# Feliway is a savior!



## mrssal (Jun 10, 2004)

After having enough of my two cats fighting I finally broke down and bought Feliway and I am amazed! They still stay away from each other and doing the stalking thing but no fights and Macy is finally coming back into the living room to sit with me a bit.


Now if they would just be buddies and get used to each other I will be in heaven.

I am so amazed that a thing I plug into the wall can make my house peaceful again.


----------



## Superkitties (Jan 30, 2004)

Excellent.


----------



## nklincoln (Aug 2, 2005)

Feliway
I don't know what I would do without it. I can tell when it is time to change it. Molly becomes anxious. I keep on plugged in my bedroom by her rug. and one in the dinningroom where her food is. What a difference this has made in our lives. hers and mine.


----------



## Willow771 (Jun 20, 2005)

what......is......feliway


----------



## vicki (Oct 30, 2005)

i too adore feliway!

feliway is a natural appeasing pheramone(sp?) to cats.

www.feliway.uk.com


----------



## felis (Feb 25, 2005)

OMG!! 8O i've just read the entire homepage from feliway and I must have it... now!! My two kitties would be the perfect candidates for it - they can't stand eachother and one of them is marking inside. The only thing I must figure out now is if I can get it here in Slovenia.


----------



## peache29 (Nov 23, 2005)

can anyone give me the website for feliway?
Thanks.


----------



## vicki (Oct 30, 2005)

its 2 posts above :wink:


----------



## peache29 (Nov 23, 2005)

Ooppss.. haha. i didnt see it. 
Thanks Vicki.


----------



## sweet_eyes_gramma (Dec 21, 2004)

*Order link?*



vicki said:


> i too adore feliway!
> 
> feliway is a natural appeasing pheramone(sp?) to cats.
> 
> www.feliway.uk.com


Am I using the wrong browser? I've been to the site several times and found huge amounts of info but have not been able to find a link so that I can actually order the product. 

I'm NO newbie, but feel pretty dense right now. Why should it be so difficult to purchase?

Thanks, appreciate any insight as to what I may be missing here....


:roll:


----------



## vicki (Oct 30, 2005)

oh i didnt realise there wasnt a 'buy' link on the page! im not sure if the larger pet stores there in USA would sell it but i do know ive only heard of it from vets in the uk and not for general sale, unless there is another site, im not sure...


----------



## sweet_eyes_gramma (Dec 21, 2004)

*Found it*

Thank you, Vicki. I did a search and found quite a few sites that sell it.

The cheapest I found for the diffuser was $24.95 at pureproductsinc.

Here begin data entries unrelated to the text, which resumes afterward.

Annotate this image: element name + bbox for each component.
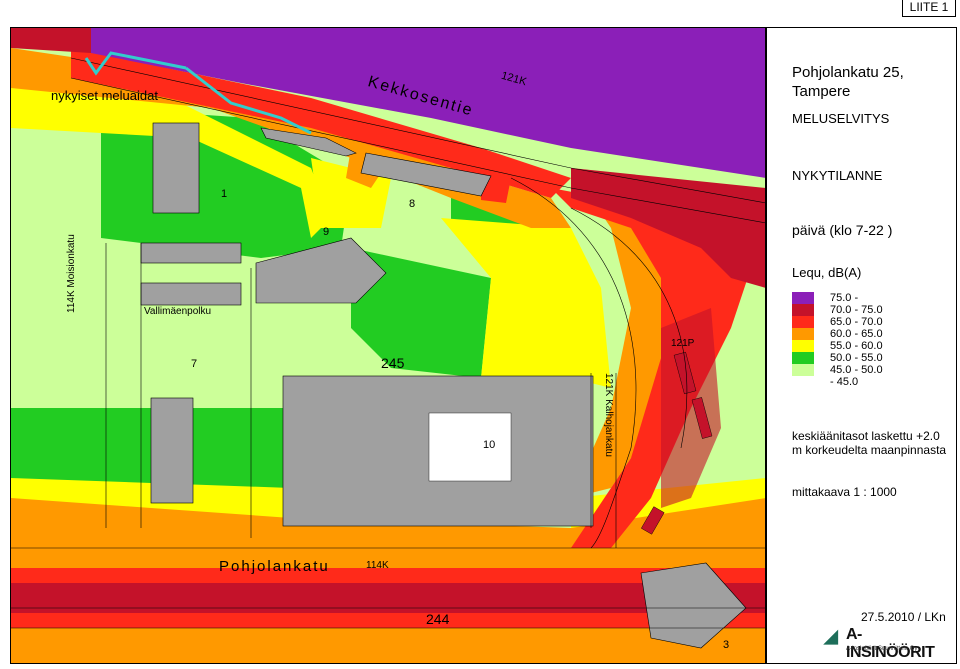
path-label-vallimaenpolku: Vallimäenpolku <box>144 306 212 317</box>
legend-label: 70.0 - 75.0 <box>830 304 883 316</box>
legend-swatch <box>792 340 814 352</box>
lot-number-8: 8 <box>409 198 416 210</box>
appendix-label: LIITE 1 <box>902 0 956 17</box>
period-label: päivä (klo 7-22 ) <box>792 222 893 238</box>
legend-swatch <box>792 352 814 364</box>
legend-label: 50.0 - 55.0 <box>830 352 883 364</box>
map-title: Pohjolankatu 25, Tampere <box>792 64 904 100</box>
noise-map: nykyiset meluaidat Kekkosentie 121K Pohj… <box>10 27 767 664</box>
building <box>152 122 200 214</box>
lot-number-3: 3 <box>723 639 730 651</box>
logo-subtext: A-Insinöörit Suunnittelu Oy <box>846 646 918 652</box>
code-121p: 121P <box>671 338 695 349</box>
legend-row: 65.0 - 70.0 <box>792 316 883 328</box>
legend-label: 55.0 - 60.0 <box>830 340 883 352</box>
road-code-114k: 114K <box>366 560 389 571</box>
logo-text: A-INSINÖÖRIT <box>846 626 935 661</box>
legend-swatch <box>792 304 814 316</box>
map-subtitle: MELUSELVITYS <box>792 111 890 126</box>
legend-label: 60.0 - 65.0 <box>830 328 883 340</box>
legend-swatch <box>792 328 814 340</box>
legend-row: 75.0 - <box>792 292 883 304</box>
legend-swatch <box>792 376 814 388</box>
lot-number-10: 10 <box>483 439 496 451</box>
road-label-kalhojankatu: 121K Kalhojankatu <box>603 373 614 457</box>
legend-label: 45.0 - 50.0 <box>830 364 883 376</box>
legend-label: 75.0 - <box>830 292 859 304</box>
lot-number-7: 7 <box>191 358 198 370</box>
calculation-note: keskiäänitasot laskettu +2.0 m korkeudel… <box>792 429 947 457</box>
legend-swatch <box>792 364 814 376</box>
legend-row: 70.0 - 75.0 <box>792 304 883 316</box>
legend-label: - 45.0 <box>830 376 859 388</box>
legend-row: 60.0 - 65.0 <box>792 328 883 340</box>
lot-number-9: 9 <box>323 226 330 238</box>
legend-label: 65.0 - 70.0 <box>830 316 883 328</box>
legend-row: 50.0 - 55.0 <box>792 352 883 364</box>
legend-row: 55.0 - 60.0 <box>792 340 883 352</box>
legend-row: 45.0 - 50.0 <box>792 364 883 376</box>
info-panel: Pohjolankatu 25, Tampere MELUSELVITYS NY… <box>765 27 957 664</box>
block-label-244: 244 <box>426 611 450 627</box>
legend-swatch <box>792 316 814 328</box>
scenario-label: NYKYTILANNE <box>792 168 883 183</box>
road-label-moisionkatu: 114K Moisionkatu <box>66 234 77 313</box>
existing-walls-label: nykyiset meluaidat <box>51 88 158 103</box>
block-label-245: 245 <box>381 355 405 371</box>
legend-row: - 45.0 <box>792 376 883 388</box>
road-label-pohjolankatu: Pohjolankatu <box>219 558 330 575</box>
date-author: 27.5.2010 / LKn <box>861 610 946 624</box>
metric-label: Lequ, dB(A) <box>792 265 862 280</box>
legend: 75.0 - 70.0 - 75.0 65.0 - 70.0 60.0 - 65… <box>792 292 883 388</box>
logo-icon: ◢ <box>824 626 838 646</box>
legend-swatch <box>792 292 814 304</box>
lot-number-1: 1 <box>221 188 228 200</box>
scale-label: mittakaava 1 : 1000 <box>792 485 897 499</box>
company-logo: ◢ A-INSINÖÖRIT A-Insinöörit Suunnittelu … <box>824 626 949 661</box>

Here's the link if anyone needs it:
http://www.pureproductsinc.com/products ... eliway.asp

Thanks again


----------



## nklincoln (Aug 2, 2005)

I buy my from www.petguys.com THey have the best prices around. You can buy feliway at petco or petsmart.


----------



## sweet_eyes_gramma (Dec 21, 2004)

You're right about that! It's $1 cheaper than what I found. Glad I didn't order it yet...

Thanks much!


----------



## The Cat Whisperer (Jul 23, 2005)

Feliway has made a major difference in my home!!!
Phoebe was hiding in the closet and growling. Within hours of plugging it in, she was way better. Sometimes she will be acting weird and edgy and I will look at the diffuser and it will time to get a new one!! I get the refill and all is well again!

It's really expensive but I buy it from PetSmart and bring in a webpage for a price match. I pay $12.99-14.99 for the refills and can usually find a coupon somewhere for $3-4 off that.  The whole thing which you only buy once is like $40 in the store and you can find it online for $24-25 so print that out and bring it in.

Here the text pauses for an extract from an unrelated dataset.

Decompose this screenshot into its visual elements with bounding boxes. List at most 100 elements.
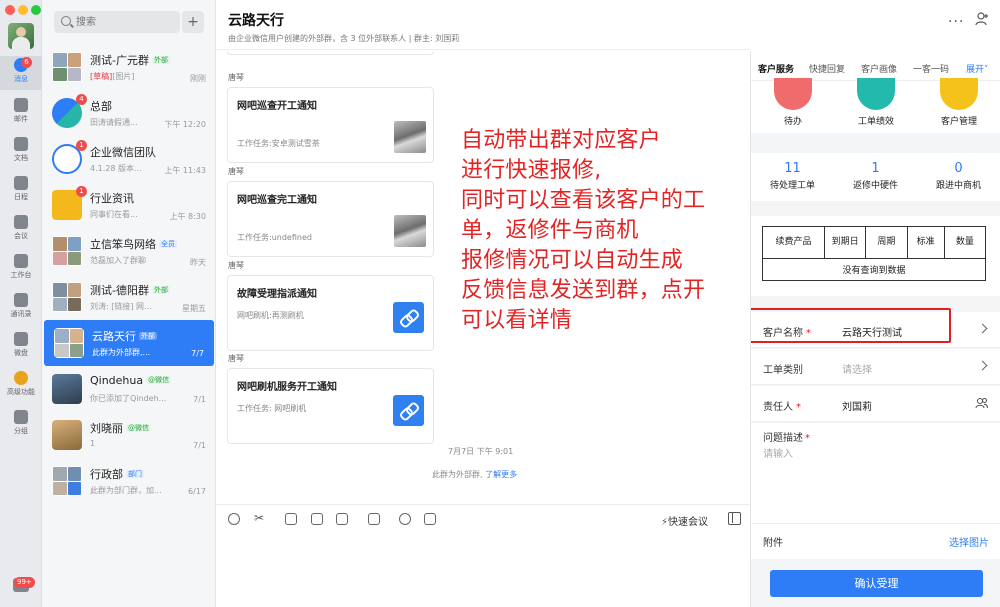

Petco, PetSmart, even Walmart and many online places carry it - I just don't like paying for the shipping and with being able to get it at PetSmart for the cheapest price I can find online it is great.


----------



## The Cat Whisperer (Jul 23, 2005)

nklincoln said:


> I buy my from www.petguys.com THey have the best prices around. You can buy feliway at petco or petsmart.


ooo that's an even better price than the ones I found! I will have to print out those prices when I go to PetSmart next!


----------



## linguafranca (Jun 21, 2005)

Anyone know where you can get it in Canada? 
I don't want to order from a US company because it costs so much more with taxes and duty and shipping and brokerage and etc. 
Thanks!


----------



## sweet_eyes_gramma (Dec 21, 2004)

Sorry, I don't but I have a Canadian friend with kitties, I will try to find out if she knows about Feliway and where to get it.

I did want to let everyone know, though that I found it even cheaper than petguys at Revivalhealth. http://www.revivalanimal.com/

They have it at Amazon, too, for the same price.


----------